My dad is right because his view of guilt is so much more profound than the others’ view. There is a world of difference between the misery of a bad self-image because of masturbation and the profound and terrible remorse of having despised God through unbelief. The reason the message of secular psychology (and the Christians who imitate it) is so superficial is that its assessment of guilt is so superficial. If you think that the guilt which prepares us to receive the gospel is merely the bad feeling that comes from a low self-image or sagging self-esteem, then the gospel you preach will be just the kind of man-centered, ego-stroking pap that has emasculated the pulpits of our land and obscured the glory of God’s mercy.

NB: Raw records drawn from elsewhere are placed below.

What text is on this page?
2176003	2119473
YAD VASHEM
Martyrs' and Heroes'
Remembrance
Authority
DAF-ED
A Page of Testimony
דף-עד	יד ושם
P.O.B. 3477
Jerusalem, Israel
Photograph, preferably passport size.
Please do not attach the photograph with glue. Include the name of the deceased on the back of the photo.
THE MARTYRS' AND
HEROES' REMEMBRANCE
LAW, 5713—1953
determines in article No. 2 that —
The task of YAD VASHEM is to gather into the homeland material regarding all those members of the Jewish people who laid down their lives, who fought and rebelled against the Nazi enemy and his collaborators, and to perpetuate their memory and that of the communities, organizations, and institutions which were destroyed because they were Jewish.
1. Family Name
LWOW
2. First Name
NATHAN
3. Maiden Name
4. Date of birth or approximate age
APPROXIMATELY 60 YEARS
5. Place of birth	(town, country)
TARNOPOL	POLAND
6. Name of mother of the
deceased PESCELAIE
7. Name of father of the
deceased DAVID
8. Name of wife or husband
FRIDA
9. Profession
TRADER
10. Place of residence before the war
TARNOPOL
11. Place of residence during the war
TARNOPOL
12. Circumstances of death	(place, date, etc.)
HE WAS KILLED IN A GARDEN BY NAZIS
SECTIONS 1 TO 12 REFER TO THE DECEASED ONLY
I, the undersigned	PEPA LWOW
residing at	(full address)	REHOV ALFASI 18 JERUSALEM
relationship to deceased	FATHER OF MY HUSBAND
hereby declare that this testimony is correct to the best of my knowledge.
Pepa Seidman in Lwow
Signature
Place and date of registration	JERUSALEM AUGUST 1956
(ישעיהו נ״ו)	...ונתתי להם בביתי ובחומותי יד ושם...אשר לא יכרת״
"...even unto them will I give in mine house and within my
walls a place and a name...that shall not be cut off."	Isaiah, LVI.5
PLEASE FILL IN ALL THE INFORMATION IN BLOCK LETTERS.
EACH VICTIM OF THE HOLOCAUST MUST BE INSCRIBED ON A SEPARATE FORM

The guilt which readies a person to receive the great gospel of the glory of Christ is as rare as the conversions we seek. Hardly anyone experiences the crush of real guilt! We have failed to see that what usually passes for guilt is in fact just more sin, because it is the bad feeling we have, not from our failure to trust God’s promises but from our failure to preserve our image as cool, self-sufficient people. Most of what passes for guilt feelings is an expression of pride. We do something impulsive that hurts someone and feel remorse. But does our remorse come from a deep spiritual grief that we have despised God by not trusting his promises and not waiting for his wisdom and help? Or does it more often come from the fact that we did not preserve our image as cool and self-sufficient? Real guilt is very rare!

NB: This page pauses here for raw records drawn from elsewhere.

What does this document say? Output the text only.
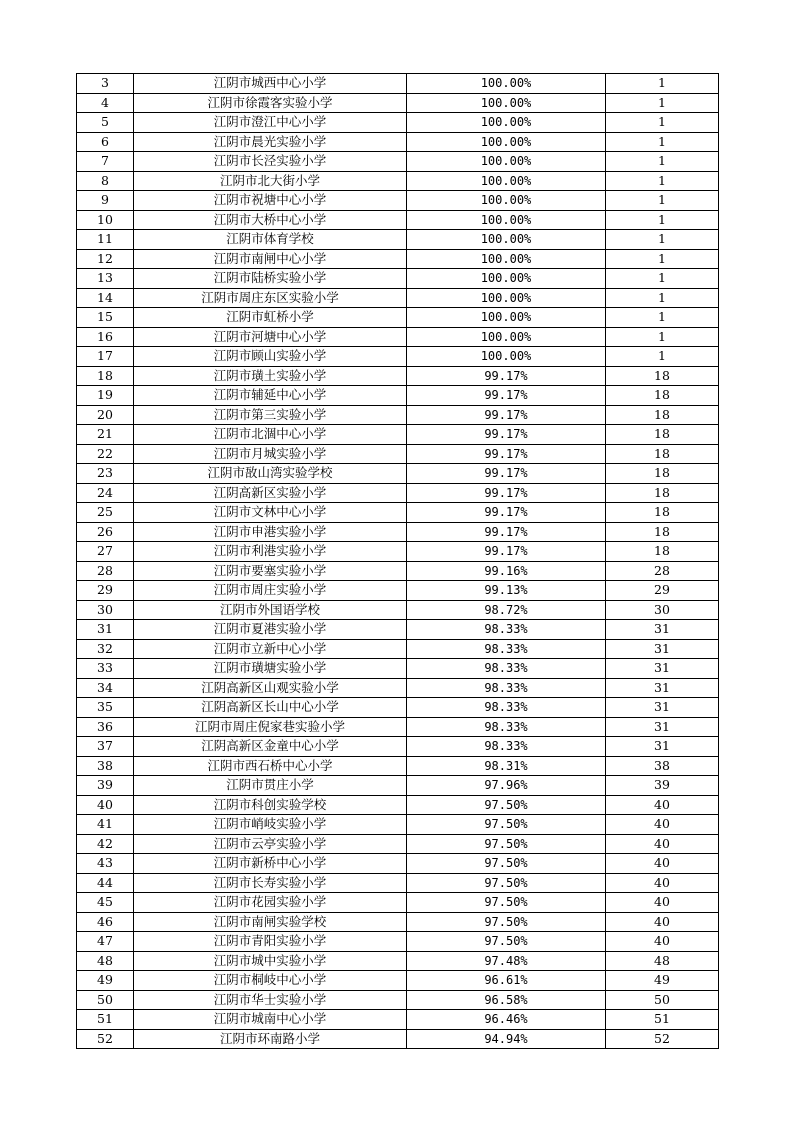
3	江阴市城西中心小学	100.00%	1
4	江阴市徐霞客实验小学	100.00%	1
5	江阴市澄江中心小学	100.00%	1
6	江阴市晨光实验小学	100.00%	1
7	江阴市长泾实验小学	100.00%	1
8	江阴市北大街小学	100.00%	1
9	江阴市祝塘中心小学	100.00%	1
10	江阴市大桥中心小学	100.00%	1
11	江阴市体育学校	100.00%	1
12	江阴市南闸中心小学	100.00%	1
13	江阴市陆桥实验小学	100.00%	1
14	江阴市周庄东区实验小学	100.00%	1
15	江阴市虹桥小学	100.00%	1
16	江阴市河塘中心小学	100.00%	1
17	江阴市顾山实验小学	100.00%	1
18	江阴市璜土实验小学	99.17%	18
19	江阴市辅延中心小学	99.17%	18
20	江阴市第三实验小学	99.17%	18
21	江阴市北涸中心小学	99.17%	18
22	江阴市月城实验小学	99.17%	18
23	江阴市敔山湾实验学校	99.17%	18
24	江阴高新区实验小学	99.17%	18
25	江阴市文林中心小学	99.17%	18
26	江阴市申港实验小学	99.17%	18
27	江阴市利港实验小学	99.17%	18
28	江阴市要塞实验小学	99.16%	28
29	江阴市周庄实验小学	99.13%	29
30	江阴市外国语学校	98.72%	30
31	江阴市夏港实验小学	98.33%	31
32	江阴市立新中心小学	98.33%	31
33	江阴市璜塘实验小学	98.33%	31
34	江阴高新区山观实验小学	98.33%	31
35	江阴高新区长山中心小学	98.33%	31
36	江阴市周庄倪家巷实验小学	98.33%	31
37	江阴高新区金童中心小学	98.33%	31
38	江阴市西石桥中心小学	98.31%	38
39	江阴市贯庄小学	97.96%	39
40	江阴市科创实验学校	97.50%	40
41	江阴市峭岐实验小学	97.50%	40
42	江阴市云亭实验小学	97.50%	40
43	江阴市新桥中心小学	97.50%	40
44	江阴市长寿实验小学	97.50%	40
45	江阴市花园实验小学	97.50%	40
46	江阴市南闸实验学校	97.50%	40
47	江阴市青阳实验小学	97.50%	40
48	江阴市城中实验小学	97.48%	48
49	江阴市桐岐中心小学	96.61%	49
50	江阴市华士实验小学	96.58%	50
51	江阴市城南中心小学	96.46%	51
52	江阴市环南路小学	94.94%	52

Satan is sly. Not only can he imitate real virtue with legalism; he can also imitate real guilt with low self-esteem. He has achieved a stunning victory by alluring the church into battle with imitation guilt which has transformed the gospel into a message that is powerless against the real enemy. Real guilt is the crushing sense of fear and remorse at the thought of having despised almighty God by casting a vote of no-confidence against his word of promise and counsel. Real guilt is radically God-centered. Satan’s substitute is the bad feelings we get from a wounded ego. O yes, it is painful. That’s why we think we are preaching gospel when we try to relieve it. But it is based squarely on pride. The guilt feelings caused by Satan’s accusations are not remorse for pride, but the remorse of pride. Yes, there is a nation-wide epidemic of this. But this kind of guilt produces no repentance (2 Corinthians 7:10). It does not prepare the way for the gospel; it hardens against the gospel.
Real guilt is very rare. That’s why my father can say: The really hard work of evangelism is not getting people saved but getting them lost. How about yourself? Do you battle real guilt with a glorious gospel, or is your guilt what pride produces when you haven’t been cool?